New ESP Study

The New York Times has a story about a new study by Daryl J. Bem of Cornell University that makes a case for ESP. Of course one needs to consider it carefully--peer review, replication, and all that--before jumping in, but it seems likely that The Journal of Personality and Social Psychology will be in for some awkward attention over the next few months.Most ESP studies get shot down on their methodology--anyone who's read Martin Gardner and the Amazing Randi knows that. If the participants don't cheat, they're influenced by the examiners. Assuming that this study's controls are as airtight as its author says they are, I suspect its Achilles heel will be in its statistical modeling. I scanned the piece and realized I don't know anywhere near enough about math to venture any kind of informed opinion, but having just read Jonah Lehrer's New Yorker piece on "the decline effect," I can imagine the kinds of objections that might emerge. Lehrer's piece considers the troubling phenomena by which experimental results become less replicable over time."Scientific research," Lehrer writes, "will always be shadowed by a force that can’t be curbed, only contained: sheer randomness....

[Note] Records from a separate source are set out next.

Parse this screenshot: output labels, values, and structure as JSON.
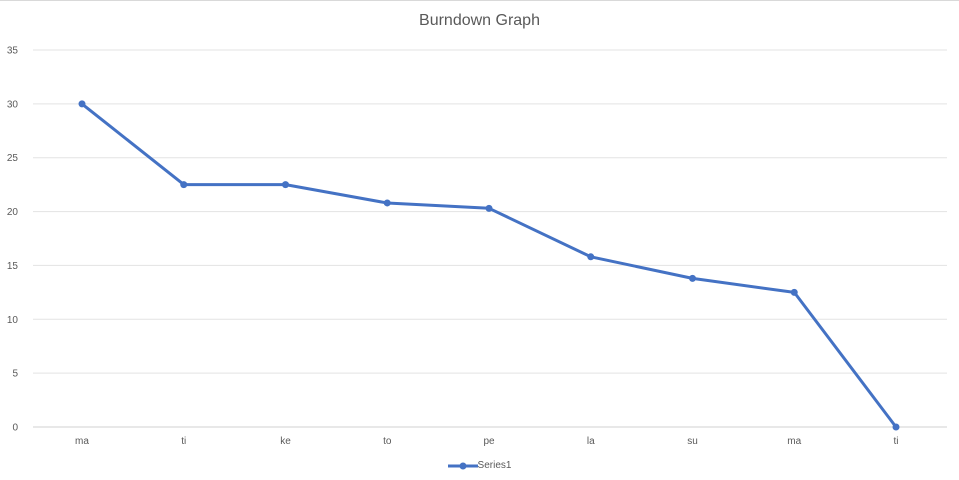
{
  "chart_data": {
    "type": "line",
    "title": "Burndown Graph",
    "xlabel": "",
    "ylabel": "",
    "categories": [
      "ma",
      "ti",
      "ke",
      "to",
      "pe",
      "la",
      "su",
      "ma",
      "ti"
    ],
    "series": [
      {
        "name": "Series1",
        "values": [
          30,
          22.5,
          22.5,
          20.8,
          20.3,
          15.8,
          13.8,
          12.5,
          0
        ],
        "color": "#4472c4",
        "markers": true
      }
    ],
    "ylim": [
      0,
      35
    ],
    "yticks": [
      0,
      5,
      10,
      15,
      20,
      25,
      30,
      35
    ],
    "grid": "horizontal",
    "legend": "bottom"
  }
}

Although many scientific ideas generate conflicting results and suffer from falling effect sizes, they continue to get cited in the textbooks and drive standard medical practice. Why? Because these ideas seem true. Because they make sense. Because we can’t bear to let them go. And this is why the decline effect is so troubling. Not because it reveals the human fallibility of science, in which data are tweaked and beliefs shape perceptions. (Such shortcomings aren’t surprising, at least for scientists.) And not because it reveals that many of our most exciting theories are fleeting fads and will soon be rejected. (That idea has been around since Thomas Kuhn.) The decline effect is troubling because it reminds us how difficult it is to prove anything. We like to pretend that our experiments define the truth for us. But that’s often not the case. Just because an idea is true doesn’t mean it can be proved. And just because an idea can be proved doesn’t mean it’s true. When the experiments are done, we still have to choose what to believe.